One commentator said:
SC TX December 3, 2017
"People are too broke, desperate, buried by debt to mate and court.
"So porn fills in (and yes it's messing people up).
"My hub and I make over 6 figures and raising our 2 kids is a hustle. Now we are going to get hit with a tax INCREASE??"
lenona at December 7, 2017 2:15 PM
Can't find a hard copy right now
__________________________________________
Found it. It was in the Dec. 5th Boston Globe, starting on page B1.
Excerpts:
"...By his own reasoning, Rosenberg should resign his leadership permanently or there is a chance that those with incriminating information against Hefner won't come forward..."
"...Stan Rosenberg's husband allegedly exploited his spouse's position, believing he could get away with groping and forcing himself on men who needed Rosenberg's support for issues they care about. Beyond being wrong, it put the alleged victims in the position of not wanting to report Hefner's behavior lest it hurt Rosenberg, their careers, or the issues they care about. And it raises serious questions about the way the Senate conducts its business.
"Some of the victims are reluctant to cooperate with any investigation that has anything to do with the Senate, and I don't blame them..."
Last paragraphs:
"Presumably, many of the senators who refused to say Rosenberg should step down did so not just because they like him as a person and a leader, but because they wouldn't want to have their own political careers diminished or even ruined because of inappropriate behavior by a spouse or partner.
"Fair enough.
"But guess what: This isn't about them. It's about the people who were victimized."

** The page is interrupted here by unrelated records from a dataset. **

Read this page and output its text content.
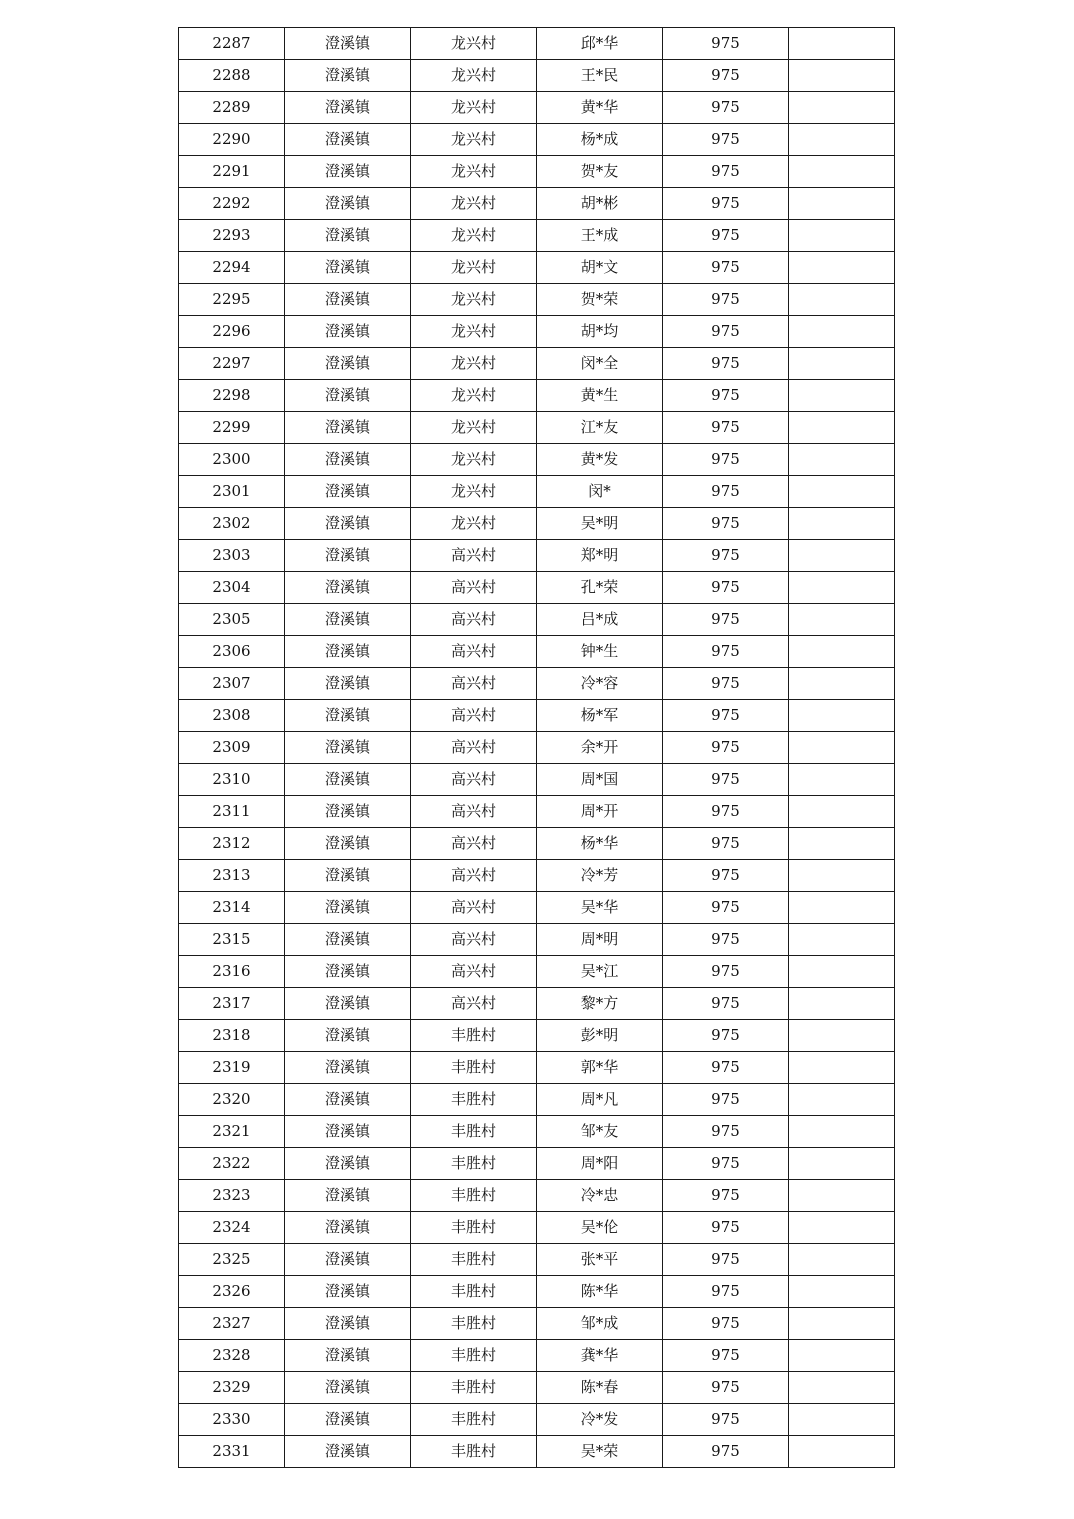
2287	澄溪镇	龙兴村	邱*华	975	
2288	澄溪镇	龙兴村	王*民	975	
2289	澄溪镇	龙兴村	黄*华	975	
2290	澄溪镇	龙兴村	杨*成	975	
2291	澄溪镇	龙兴村	贺*友	975	
2292	澄溪镇	龙兴村	胡*彬	975	
2293	澄溪镇	龙兴村	王*成	975	
2294	澄溪镇	龙兴村	胡*文	975	
2295	澄溪镇	龙兴村	贺*荣	975	
2296	澄溪镇	龙兴村	胡*均	975	
2297	澄溪镇	龙兴村	闵*全	975	
2298	澄溪镇	龙兴村	黄*生	975	
2299	澄溪镇	龙兴村	江*友	975	
2300	澄溪镇	龙兴村	黄*发	975	
2301	澄溪镇	龙兴村	闵*	975	
2302	澄溪镇	龙兴村	吴*明	975	
2303	澄溪镇	高兴村	郑*明	975	
2304	澄溪镇	高兴村	孔*荣	975	
2305	澄溪镇	高兴村	吕*成	975	
2306	澄溪镇	高兴村	钟*生	975	
2307	澄溪镇	高兴村	冷*容	975	
2308	澄溪镇	高兴村	杨*军	975	
2309	澄溪镇	高兴村	余*开	975	
2310	澄溪镇	高兴村	周*国	975	
2311	澄溪镇	高兴村	周*开	975	
2312	澄溪镇	高兴村	杨*华	975	
2313	澄溪镇	高兴村	冷*芳	975	
2314	澄溪镇	高兴村	吴*华	975	
2315	澄溪镇	高兴村	周*明	975	
2316	澄溪镇	高兴村	吴*江	975	
2317	澄溪镇	高兴村	黎*方	975	
2318	澄溪镇	丰胜村	彭*明	975	
2319	澄溪镇	丰胜村	郭*华	975	
2320	澄溪镇	丰胜村	周*凡	975	
2321	澄溪镇	丰胜村	邹*友	975	
2322	澄溪镇	丰胜村	周*阳	975	
2323	澄溪镇	丰胜村	冷*忠	975	
2324	澄溪镇	丰胜村	吴*伦	975	
2325	澄溪镇	丰胜村	张*平	975	
2326	澄溪镇	丰胜村	陈*华	975	
2327	澄溪镇	丰胜村	邹*成	975	
2328	澄溪镇	丰胜村	龚*华	975	
2329	澄溪镇	丰胜村	陈*春	975	
2330	澄溪镇	丰胜村	冷*发	975	
2331	澄溪镇	丰胜村	吴*荣	975	
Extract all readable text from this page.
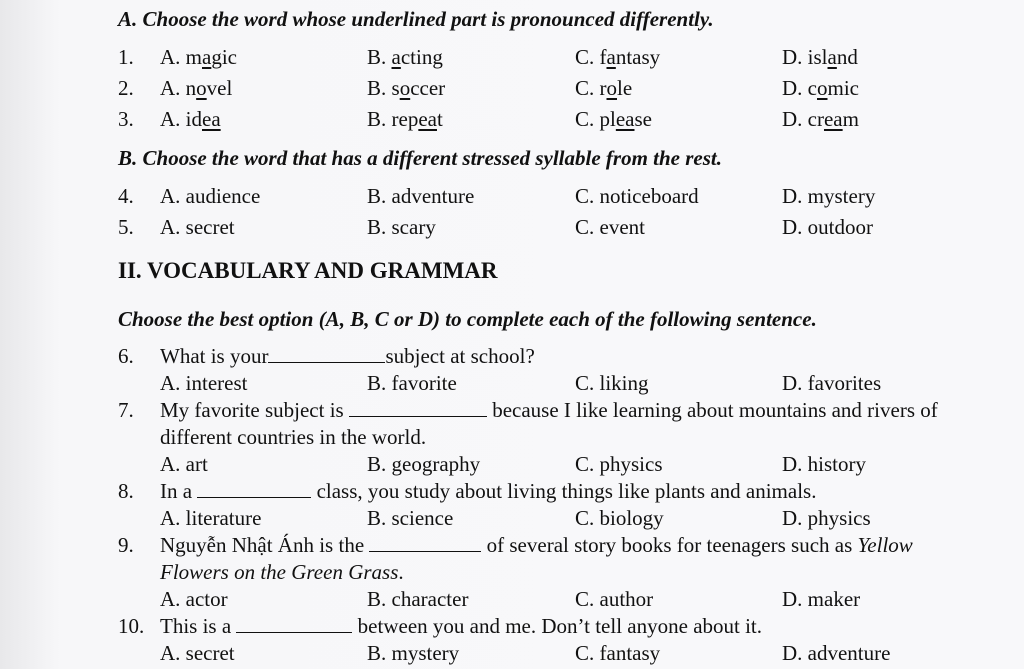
A. Choose the word whose underlined part is pronounced differently.
1. A. magic	B. acting	C. fantasy	D. island
2. A. novel	B. soccer	C. role	D. comic
3. A. idea	B. repeat	C. please	D. cream
B. Choose the word that has a different stressed syllable from the rest.
4. A. audience	B. adventure	C. noticeboard	D. mystery
5. A. secret	B. scary	C. event	D. outdoor
II. VOCABULARY AND GRAMMAR
Choose the best option (A, B, C or D) to complete each of the following sentence.
6. What is your	subject at school?
A. interest	B. favorite	C. liking	D. favorites
7. My favorite subject is	because I like learning about mountains and rivers of
different countries in the world.
A. art	B. geography	C. physics	D. history
8. In a	class, you study about living things like plants and animals.
A. literature	B. science	C. biology	D. physics
9. Nguyễn Nhật Ánh is the	of several story books for teenagers such as Yellow
Flowers on the Green Grass.
A. actor	B. character	C. author	D. maker
10. This is a	between you and me. Don’t tell anyone about it.
A. secret	B. mystery	C. fantasy	D. adventure
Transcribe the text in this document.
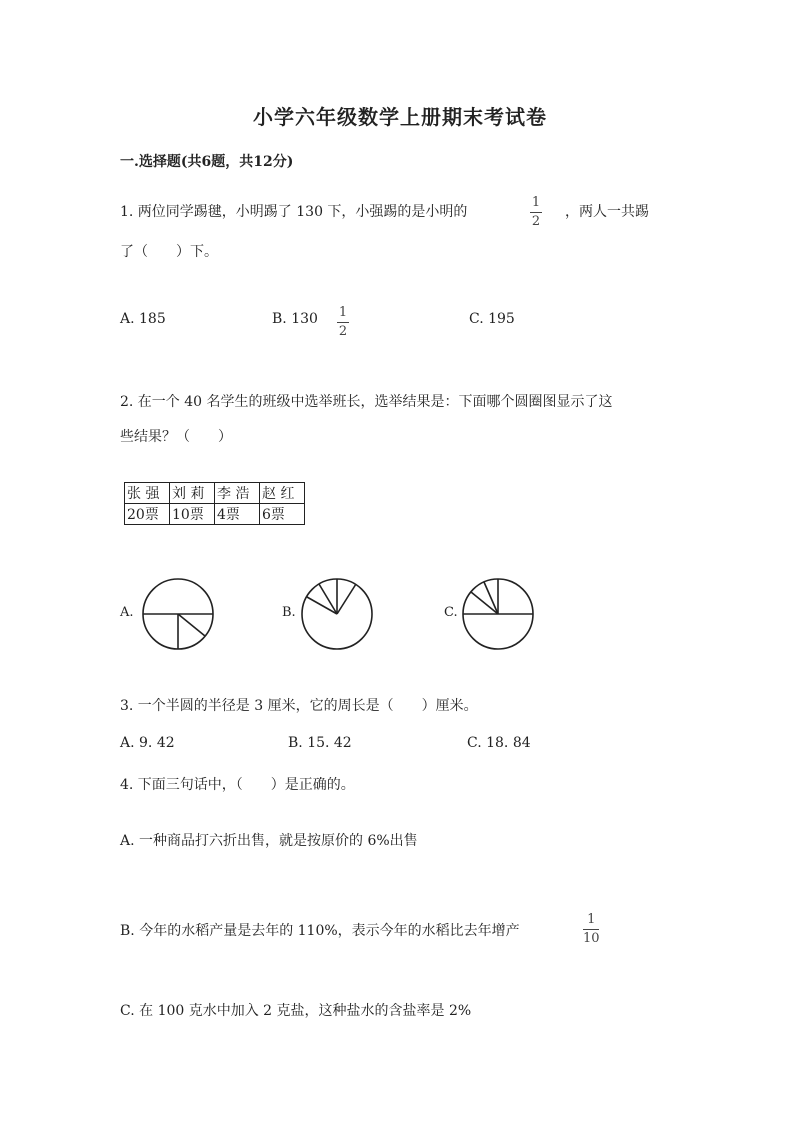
小学六年级数学上册期末考试卷
一.选择题(共6题，共12分)
1. 两位同学踢毽，小明踢了 130 下，小强踢的是小明的
1
2
，两人一共踢
了（　　）下。
A. 185	B. 130 1
2
C. 195
2. 在一个 40 名学生的班级中选举班长，选举结果是：下面哪个圆圈图显示了这
些结果？（　　）
张 强	刘 莉	李 浩	赵 红
20票	10票	4票	6票
A.	B.	C.
3. 一个半圆的半径是 3 厘米，它的周长是（　　）厘米。
A. 9. 42	B. 15. 42	C. 18. 84
4. 下面三句话中，（　　）是正确的。
A. 一种商品打六折出售，就是按原价的 6%出售
B. 今年的水稻产量是去年的 110%，表示今年的水稻比去年增产
1
10
C. 在 100 克水中加入 2 克盐，这种盐水的含盐率是 2%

lenona at December 8, 2017 8:20 AM
"But guess what: This isn't about them. It's about the people who were victimized."
That would be the victims who refuse to cooperate with an investigation because they care more about the perks they got for keeping quiet than any future victims?
lujlp at December 8, 2017 4:16 PM
You missed the part where Cullen said: "the Senate should have absolutely nothing to do with the investigation."
Quote:
"The Senate is a powerful institution, and institutions instinctively protect their power, not individuals harmed or maligned by the misuse of that power.
"Does anyone think it would have been a good idea for the Archdiocese of Boston to decide who got to investigate claims that its priests raped and molested children?
"Does anyone think it would have been appropriate for the FBI to decide the terms of reference for the investigation into its enabling of the South Boston gangster Whitey Bulger?
"What makes the Massachusetts Senate any different?
"In his statement announcing his temporary relinquishing of power, Rosenberg acknowledged he was doing so because it is reasonable to assume some might fear political retaliation if they cooperate with the investigation. But if they had that fear before, it won't go away if they know that Rosenberg is going to eventually return to power."
lenona at December 9, 2017 8:44 AM
The bottom line, of course, is that BEFORE the alleged victims can be asked to cooperate, "Stan Rosenberg should step down as Senate leader, not just temporarily but for good, and the Senate should have absolutely nothing to do with the investigation."